Dick Atkins, producer of the 1983 film version of “Murder in Coweta County,” will be sharing thoughts and memories about the production on Thursday at Newnan Carnegie Library.

The “Murder in Coweta” program will be held on the library’s upper floor on Thursday at 6:30 p.m. People planning to attend are asked to reserve a spot by calling 770-683-1347.

Atkins’s talk at the Carnegie marks a return almost exactly a year after he and his wife, entertainer and educator Joanna Pang Atkins, visited the local area. In 2013, Dick Atkins was part of a panel discussion in the historic Coweta County Courthouse, where the trial depicted in the movie actually took place.

The Atkins also traveled to Pike County, where the television movie was filmed, and to Pine Mountain, where they visited the grave of John Wallace, the Meriwether County landowner who was a central character in the story. The 1948 murder and trial were immortalized in a best-selling book, also titled “Murder in Coweta County,” by Newnan native Margaret Anne Barnes.

The story centers on the killing of William Turner, a farmhand on Wallace’s Meriwether County farm. Wallace and a group of friends were accused of killing Turner in Coweta County, though experts on the case remain divided on the particulars. Some people think the shooting was accidental, and several who have studied the events – including authors Dot Moore and Ivey Nance – believe Turner died at the Wallace farm rather than in Coweta.

Local historian and scholar Jeff Bishop has written a play version of the story, which has been discussed as a theater project locally.

The 1983 film, based on Barnes’ book, featured Andy Griffith and Johnny Cash – cast against type. Griffith, remembered for his genial television series role, portrayed Wallace as a brutal, amoral killer.

Cash, often seen as rough – at least around the edges, portrayed Coweta Sheriff Lamar Potts, who was determined to catch Wallace and see him prosecuted. Cash’s wife, June Carter Cash, played Heard County fortuneteller Mayhayley Lancaster, who was a colorful witness during the trial.

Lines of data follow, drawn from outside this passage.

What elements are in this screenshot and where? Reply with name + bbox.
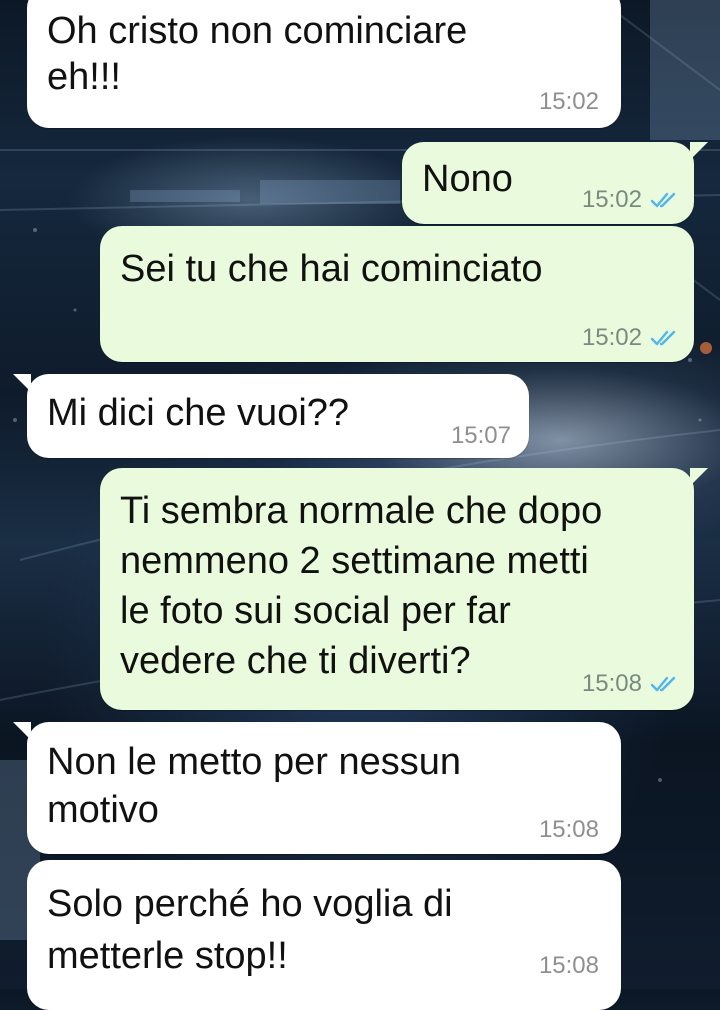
bubble-tail bbox=[690, 142, 708, 160]
message-text: Mi dici che vuoi?? bbox=[47, 392, 350, 434]
message-text: Solo perché ho voglia di metterle stop!! bbox=[47, 883, 453, 977]
message-timestamp: 15:07 bbox=[450, 422, 511, 449]
incoming-message-bubble[interactable]: Solo perché ho voglia di metterle stop!!… bbox=[27, 860, 621, 1010]
double-check-read-icon bbox=[650, 192, 676, 208]
chat-thread: Oh cristo non cominciare eh!!! 15:02 Non… bbox=[0, 0, 720, 1010]
outgoing-message-bubble[interactable]: Sei tu che hai cominciato 15:02 bbox=[100, 226, 694, 362]
incoming-message-bubble[interactable]: Oh cristo non cominciare eh!!! 15:02 bbox=[27, 0, 621, 128]
bubble-tail bbox=[690, 468, 708, 486]
double-check-read-icon bbox=[650, 330, 676, 346]
bubble-tail bbox=[13, 722, 31, 740]
outgoing-message-bubble[interactable]: Ti sembra normale che dopo nemmeno 2 set… bbox=[100, 468, 708, 710]
message-timestamp: 15:02 bbox=[538, 88, 599, 115]
bubble-tail bbox=[13, 374, 31, 392]
message-text: Ti sembra normale che dopo nemmeno 2 set… bbox=[120, 490, 603, 682]
outgoing-message-bubble[interactable]: Nono 15:02 bbox=[402, 142, 708, 224]
incoming-message-bubble[interactable]: Non le metto per nessun motivo 15:08 bbox=[13, 722, 621, 854]
message-timestamp: 15:08 bbox=[538, 816, 599, 843]
message-text: Non le metto per nessun motivo bbox=[47, 741, 462, 831]
double-check-read-icon bbox=[650, 676, 676, 692]
message-text: Oh cristo non cominciare eh!!! bbox=[47, 10, 468, 98]
message-text: Sei tu che hai cominciato bbox=[120, 248, 543, 290]
incoming-message-bubble[interactable]: Mi dici che vuoi?? 15:07 bbox=[13, 374, 529, 458]
message-timestamp: 15:02 bbox=[581, 324, 642, 351]
message-timestamp: 15:02 bbox=[581, 186, 642, 213]
message-timestamp: 15:08 bbox=[581, 670, 642, 697]
message-timestamp: 15:08 bbox=[538, 952, 599, 979]
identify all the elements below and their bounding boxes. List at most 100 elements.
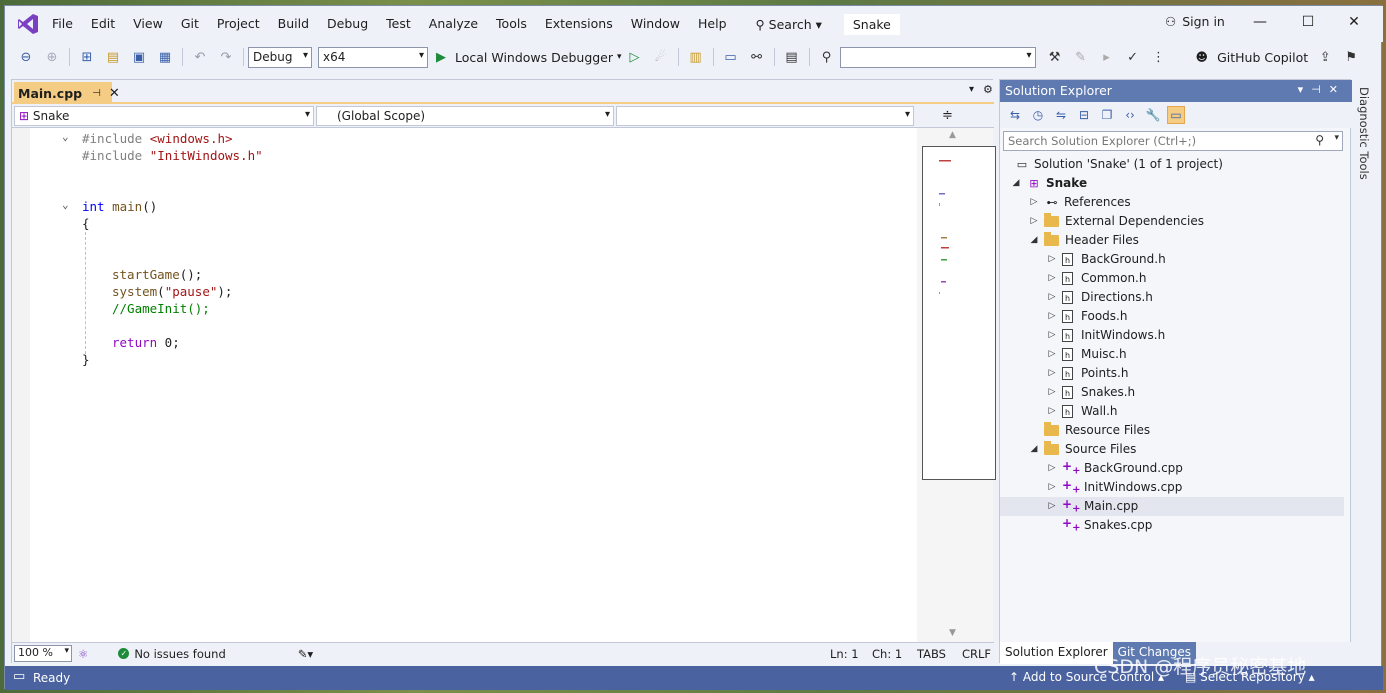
- open-folder-icon[interactable]: ▤: [103, 47, 123, 67]
- expanded-arrow-icon[interactable]: ◢: [1028, 440, 1040, 459]
- diagnostic-tools-side-tab[interactable]: Diagnostic Tools: [1354, 79, 1374, 663]
- collapsed-arrow-icon[interactable]: ▷: [1046, 288, 1058, 307]
- minimize-button[interactable]: —: [1245, 14, 1275, 30]
- code-map-icon[interactable]: ⚯: [747, 47, 767, 67]
- visual-studio-logo-icon[interactable]: [13, 9, 43, 39]
- start-without-debugging-icon[interactable]: ▷: [625, 47, 645, 67]
- collapsed-arrow-icon[interactable]: ▷: [1028, 212, 1040, 231]
- scroll-up-icon[interactable]: ▲: [949, 130, 956, 140]
- indent-mode[interactable]: TABS: [917, 647, 946, 661]
- tree-item-header-file[interactable]: ▷ BackGround.h: [1046, 250, 1166, 270]
- show-all-files-icon[interactable]: ❐: [1098, 106, 1116, 124]
- start-debugging-button[interactable]: ▶ Local Windows Debugger ▾: [436, 50, 622, 65]
- menu-tools[interactable]: Tools: [487, 6, 536, 42]
- scope-dropdown[interactable]: (Global Scope): [316, 105, 614, 126]
- hot-reload-icon[interactable]: ☄: [651, 47, 671, 67]
- fold-toggle-icon[interactable]: ⌄: [62, 130, 69, 143]
- fold-toggle-icon[interactable]: ⌄: [62, 198, 69, 211]
- tree-item-resource-files[interactable]: Resource Files: [1044, 421, 1150, 440]
- pane-controls[interactable]: ▾⊣✕: [1298, 83, 1346, 96]
- tree-item-source-file-selected[interactable]: ▷ ++ Main.cpp: [1000, 497, 1344, 516]
- view-code-icon[interactable]: ‹›: [1121, 106, 1139, 124]
- collapsed-arrow-icon[interactable]: ▷: [1046, 345, 1058, 364]
- zoom-select[interactable]: 100 %: [14, 645, 72, 662]
- collapsed-arrow-icon[interactable]: ▷: [1046, 307, 1058, 326]
- collapsed-arrow-icon[interactable]: ▷: [1028, 193, 1040, 212]
- tab-list-dropdown-icon[interactable]: ▾: [969, 84, 974, 95]
- switch-views-icon[interactable]: ⇆: [1006, 106, 1024, 124]
- menu-analyze[interactable]: Analyze: [420, 6, 487, 42]
- code-text-area[interactable]: ⌄ ⌄ #include <windows.h> #include "InitW…: [12, 128, 917, 642]
- menu-window[interactable]: Window: [622, 6, 689, 42]
- menu-help[interactable]: Help: [689, 6, 736, 42]
- chevron-down-icon[interactable]: ▾: [1334, 133, 1339, 143]
- tree-item-header-file[interactable]: ▷ Muisc.h: [1046, 345, 1127, 365]
- search-button[interactable]: ⚲ Search ▾: [748, 12, 830, 36]
- menu-file[interactable]: File: [43, 6, 82, 42]
- collapsed-arrow-icon[interactable]: ▷: [1046, 459, 1058, 478]
- tree-item-project[interactable]: ◢ ⊞ Snake: [1010, 174, 1088, 193]
- build-icon[interactable]: ⚒: [1045, 47, 1065, 67]
- highlight-icon[interactable]: ✎: [1071, 47, 1091, 67]
- collapsed-arrow-icon[interactable]: ▷: [1046, 364, 1058, 383]
- tree-item-header-files[interactable]: ◢ Header Files: [1028, 231, 1139, 250]
- preview-selected-icon[interactable]: ▭: [1167, 106, 1185, 124]
- menu-edit[interactable]: Edit: [82, 6, 124, 42]
- tree-item-header-file[interactable]: ▷ Common.h: [1046, 269, 1147, 289]
- menu-test[interactable]: Test: [377, 6, 420, 42]
- solution-platform-select[interactable]: x64: [318, 46, 428, 68]
- expanded-arrow-icon[interactable]: ◢: [1010, 174, 1022, 193]
- comment-icon[interactable]: ▤: [782, 47, 802, 67]
- tree-item-header-file[interactable]: ▷ Snakes.h: [1046, 383, 1136, 403]
- sync-icon[interactable]: ⇋: [1052, 106, 1070, 124]
- menu-extensions[interactable]: Extensions: [536, 6, 622, 42]
- code-cleanup-icon[interactable]: ⚛: [78, 647, 88, 661]
- pin-icon[interactable]: ⊣: [92, 88, 101, 99]
- tree-item-header-file[interactable]: ▷ InitWindows.h: [1046, 326, 1166, 346]
- tree-item-source-files[interactable]: ◢ Source Files: [1028, 440, 1136, 459]
- collapsed-arrow-icon[interactable]: ▷: [1046, 383, 1058, 402]
- github-copilot-button[interactable]: ☻ GitHub Copilot: [1196, 50, 1313, 65]
- overflow-icon[interactable]: ⋮: [1149, 47, 1169, 67]
- find-in-files-icon[interactable]: ⚲: [817, 47, 837, 67]
- undo-icon[interactable]: ↶: [190, 47, 210, 67]
- navigate-forward-icon[interactable]: ⊕: [42, 47, 62, 67]
- scroll-down-icon[interactable]: ▼: [949, 628, 956, 638]
- collapse-all-icon[interactable]: ⊟: [1075, 106, 1093, 124]
- navigate-back-icon[interactable]: ⊖: [16, 47, 36, 67]
- sign-in-button[interactable]: ⚇ Sign in: [1165, 14, 1225, 29]
- tree-item-solution[interactable]: ▭ Solution 'Snake' (1 of 1 project): [1014, 155, 1223, 174]
- tree-item-header-file[interactable]: ▷ Foods.h: [1046, 307, 1128, 327]
- share-icon[interactable]: ⇪: [1315, 47, 1335, 67]
- issues-status[interactable]: No issues found: [134, 647, 225, 661]
- member-dropdown[interactable]: [616, 105, 914, 126]
- collapsed-arrow-icon[interactable]: ▷: [1046, 497, 1058, 516]
- collapsed-arrow-icon[interactable]: ▷: [1046, 269, 1058, 288]
- menu-git[interactable]: Git: [172, 6, 208, 42]
- project-dropdown[interactable]: ⊞ Snake: [14, 105, 314, 126]
- collapsed-arrow-icon[interactable]: ▷: [1046, 250, 1058, 269]
- column-number[interactable]: Ch: 1: [872, 647, 902, 661]
- code-minimap[interactable]: [922, 146, 996, 480]
- brush-icon[interactable]: ✎▾: [298, 647, 313, 661]
- collapsed-arrow-icon[interactable]: ▷: [1046, 478, 1058, 497]
- settings-icon[interactable]: ⚙: [983, 83, 993, 96]
- menu-view[interactable]: View: [124, 6, 172, 42]
- tree-item-source-file[interactable]: ++ Snakes.cpp: [1062, 516, 1152, 535]
- tab-main-cpp[interactable]: Main.cpp ⊣ ✕: [14, 82, 120, 104]
- collapsed-arrow-icon[interactable]: ▷: [1046, 402, 1058, 421]
- line-ending[interactable]: CRLF: [962, 647, 991, 661]
- close-window-button[interactable]: ✕: [1339, 14, 1369, 30]
- solution-explorer-search-input[interactable]: Search Solution Explorer (Ctrl+;) ⚲ ▾: [1003, 131, 1343, 151]
- new-project-icon[interactable]: ⊞: [77, 47, 97, 67]
- close-tab-icon[interactable]: ✕: [109, 86, 120, 101]
- menu-debug[interactable]: Debug: [318, 6, 377, 42]
- tree-item-references[interactable]: ▷ ⊷ References: [1028, 193, 1131, 212]
- expanded-arrow-icon[interactable]: ◢: [1028, 231, 1040, 250]
- tree-item-header-file[interactable]: ▷ Directions.h: [1046, 288, 1153, 308]
- redo-icon[interactable]: ↷: [216, 47, 236, 67]
- tree-item-header-file[interactable]: ▷ Wall.h: [1046, 402, 1118, 422]
- step-icon[interactable]: ▸: [1097, 47, 1117, 67]
- solution-configuration-select[interactable]: Debug: [248, 46, 312, 68]
- save-icon[interactable]: ▣: [129, 47, 149, 67]
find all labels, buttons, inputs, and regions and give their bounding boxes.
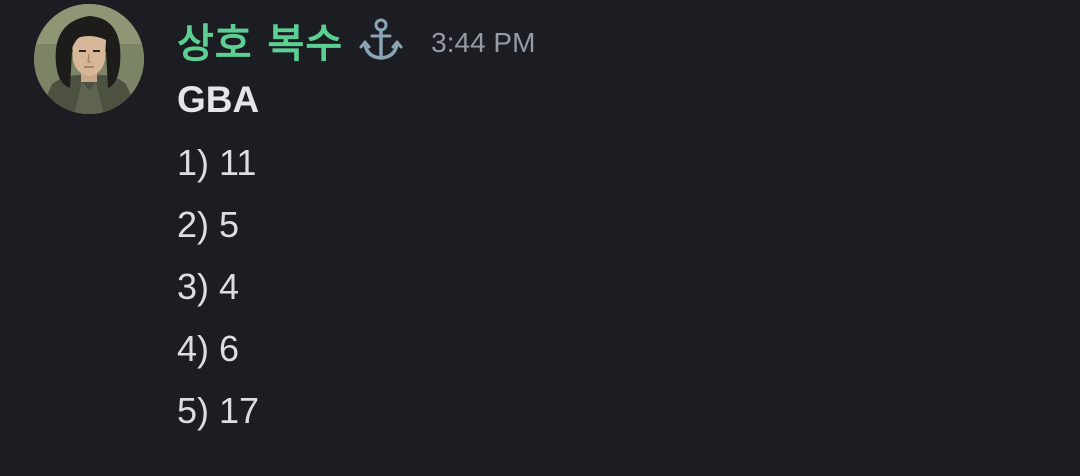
message-timestamp[interactable]: 3:44 PM xyxy=(431,27,535,59)
message-line: 5) 17 xyxy=(177,390,260,431)
anchor-icon[interactable] xyxy=(357,16,405,64)
user-avatar-icon[interactable] xyxy=(34,4,144,114)
message-title: GBA xyxy=(177,79,260,120)
message-line: 2) 5 xyxy=(177,204,240,245)
message-line: 4) 6 xyxy=(177,328,240,369)
message-header: 상호 복수 3:44 PM xyxy=(177,10,535,70)
message-line: 3) 4 xyxy=(177,266,240,307)
chat-message: 상호 복수 3:44 PM GBA 1) 11 2) 5 3) 4 4) 6 5… xyxy=(0,0,1080,476)
message-line: 1) 11 xyxy=(177,142,257,183)
message-content: GBA 1) 11 2) 5 3) 4 4) 6 5) 17 xyxy=(177,74,259,442)
username[interactable]: 상호 복수 xyxy=(177,11,343,69)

Dick and Joanna Atkins were newlyweds when the film was made, and last year’s visit took them back to several locations they remembered fondly.

Atkins was involved in making lots of television movies in the early 1980s. Last year, he said he was impressed with Barnes’ book. “What you need before you start any story is a great hero,” he said.

Reflecting on Potts, he said, “You make up characters that have that kind of determination and character and success. To find them in real life is rare.”

Along with the hero, “you need an opponent,” Atkins said. “You need a bad guy.”

Wallace and Potts “were both fascinating people.” Wallace was multilayered – “someone who not only does bad things but does good things.”

Joanna Pang Atkins leads school programs on international dance and culture. She will be leading programs for children on multi-cultural dance at the Carnegie today.

The Atkins live in New Jersey where he grew up. They have a grown son.